For it to become good again, Rick Berman must die.
He'll never let go, he'll never admit he's wrong, he'll never stop dilluting it and killing every part of it that was good, leaving only an empty husk that looks like star trek, but isn't.
You can't take the sky from me...
If Star Trek was good, you would watch it. You know this is true. I wouldn't call any of the later series flat out bad, but clearly none have been on the level of TNG. TNG and OS both reflected the times and talked about issues in intelligent ways and hey, we still have issues therefore we still need Star Trek. The problem with Star Trek is their inability to try something new. The universe is so big so why are we always focused on the Captain of a spaceship (minus DS9...to a point, it was practically the same formula just on a spaceship that didn't move). Supposedly, JMS has pitched something to them for a new series. We all know Babylon 5 was the real followup to TNG. (And supposedly DS9 was stolen from JMS's B5 pitch). I think he could do a lot for them if they accept him. But I've always wanted to see StarFleet Academy. Berman/Braga won't do it because it's "Dawson's Creek In Space" but so what. Buffy was about teenagers and still managed to be about more. You want new viewership for Star Trek? Well, attract the teens. I want to see supersmart kids duking it out to be the next Jean Luc Picard. You know, something super-competitive like Ender's Game, but in High School. I think this has been the answer for years but they're too closeminded. The close-mindedness is the problem. Star Trek only needs to go away when we don't need it. We still need it, and we'd all be there to watch it, if only it was good. It can only be good if they get of the myopic path they're stuck on.

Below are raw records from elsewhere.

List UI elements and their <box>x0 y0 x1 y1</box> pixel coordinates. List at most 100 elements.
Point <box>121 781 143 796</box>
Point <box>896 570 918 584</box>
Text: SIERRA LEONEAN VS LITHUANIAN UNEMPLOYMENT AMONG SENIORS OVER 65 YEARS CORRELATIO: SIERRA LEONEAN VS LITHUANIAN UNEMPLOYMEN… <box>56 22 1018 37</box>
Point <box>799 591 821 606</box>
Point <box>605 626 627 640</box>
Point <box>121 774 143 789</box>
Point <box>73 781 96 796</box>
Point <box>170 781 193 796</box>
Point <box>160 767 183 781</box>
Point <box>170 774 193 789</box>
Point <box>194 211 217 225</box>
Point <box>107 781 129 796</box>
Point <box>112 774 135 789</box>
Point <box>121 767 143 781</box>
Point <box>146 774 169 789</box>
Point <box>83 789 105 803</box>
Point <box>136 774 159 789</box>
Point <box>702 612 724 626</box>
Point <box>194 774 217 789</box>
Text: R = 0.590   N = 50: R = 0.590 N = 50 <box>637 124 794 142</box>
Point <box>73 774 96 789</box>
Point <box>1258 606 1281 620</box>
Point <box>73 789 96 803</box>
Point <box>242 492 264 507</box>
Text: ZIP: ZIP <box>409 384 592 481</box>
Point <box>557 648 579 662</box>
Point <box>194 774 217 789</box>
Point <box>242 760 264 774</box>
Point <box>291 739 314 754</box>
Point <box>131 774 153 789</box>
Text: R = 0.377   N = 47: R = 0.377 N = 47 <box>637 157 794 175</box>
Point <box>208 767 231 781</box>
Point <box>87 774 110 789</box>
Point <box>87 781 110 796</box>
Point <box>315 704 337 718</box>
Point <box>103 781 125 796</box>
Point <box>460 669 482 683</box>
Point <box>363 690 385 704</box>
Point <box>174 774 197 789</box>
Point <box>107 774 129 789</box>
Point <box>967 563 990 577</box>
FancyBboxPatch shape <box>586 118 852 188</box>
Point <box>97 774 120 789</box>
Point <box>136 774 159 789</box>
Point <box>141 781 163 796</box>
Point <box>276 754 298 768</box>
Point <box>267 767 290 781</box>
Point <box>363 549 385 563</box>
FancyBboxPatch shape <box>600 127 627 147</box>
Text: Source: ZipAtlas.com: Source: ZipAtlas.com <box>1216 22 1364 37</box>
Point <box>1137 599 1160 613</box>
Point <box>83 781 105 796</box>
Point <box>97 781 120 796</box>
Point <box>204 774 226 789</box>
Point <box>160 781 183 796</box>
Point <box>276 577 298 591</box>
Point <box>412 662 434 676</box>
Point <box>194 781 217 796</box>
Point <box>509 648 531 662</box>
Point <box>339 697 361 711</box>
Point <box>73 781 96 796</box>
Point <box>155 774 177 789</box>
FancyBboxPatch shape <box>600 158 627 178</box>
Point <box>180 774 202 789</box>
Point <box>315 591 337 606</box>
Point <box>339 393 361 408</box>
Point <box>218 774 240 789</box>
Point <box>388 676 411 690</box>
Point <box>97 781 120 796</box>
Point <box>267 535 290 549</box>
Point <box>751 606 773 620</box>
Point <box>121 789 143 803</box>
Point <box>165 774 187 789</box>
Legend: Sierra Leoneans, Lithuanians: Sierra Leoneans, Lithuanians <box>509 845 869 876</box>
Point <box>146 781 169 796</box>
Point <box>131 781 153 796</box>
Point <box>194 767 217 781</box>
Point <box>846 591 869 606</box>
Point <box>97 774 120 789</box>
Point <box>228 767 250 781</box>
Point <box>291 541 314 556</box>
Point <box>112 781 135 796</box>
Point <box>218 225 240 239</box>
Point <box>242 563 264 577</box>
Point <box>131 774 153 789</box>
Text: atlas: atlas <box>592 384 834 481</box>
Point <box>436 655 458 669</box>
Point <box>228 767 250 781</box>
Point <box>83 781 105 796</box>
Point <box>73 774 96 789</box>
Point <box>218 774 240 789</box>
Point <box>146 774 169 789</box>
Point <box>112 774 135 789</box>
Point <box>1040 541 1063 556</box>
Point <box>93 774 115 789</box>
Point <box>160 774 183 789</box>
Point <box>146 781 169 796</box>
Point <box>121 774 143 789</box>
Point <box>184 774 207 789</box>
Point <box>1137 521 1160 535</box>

That fits in a bit with my idea for Trek.
I loved TNG, most of it was really well done. But I got tired of the 'stateless' nature of the show. DS9 was cool once they got a real story going, but then at the end of the story they had to kill the show (well, it had been on the air long enough either way).
What I want now is a Trek show run kind of like a cross between the last few seasons of DS9 and The Outer Limits. Pick a story in the Trek universe. Any story, past, present or future, choose a story in the empires of humans, vulcans, klingons, whomever. Run it like a SciFi channel mini-series. Use as many or as few episodes as it takes to tell that story. Maybe its just one episode, or maybe it takes a dozen to do the story right. When the story is done, thats it, its over. Lather, rinse, repeat.
Maintain an active online presence, and actually use fan suggestions. Pick up loose threads from other series, follow characters that showed up in other series. Sprinkle in episodes that tell the same story from the perspective of several different characters of different races.
The possibilities for such a show, particularly with writers that will pay attention to feedback from fans, are nearly endless, as is the potential for money-making spin-off series in the style of the older shows.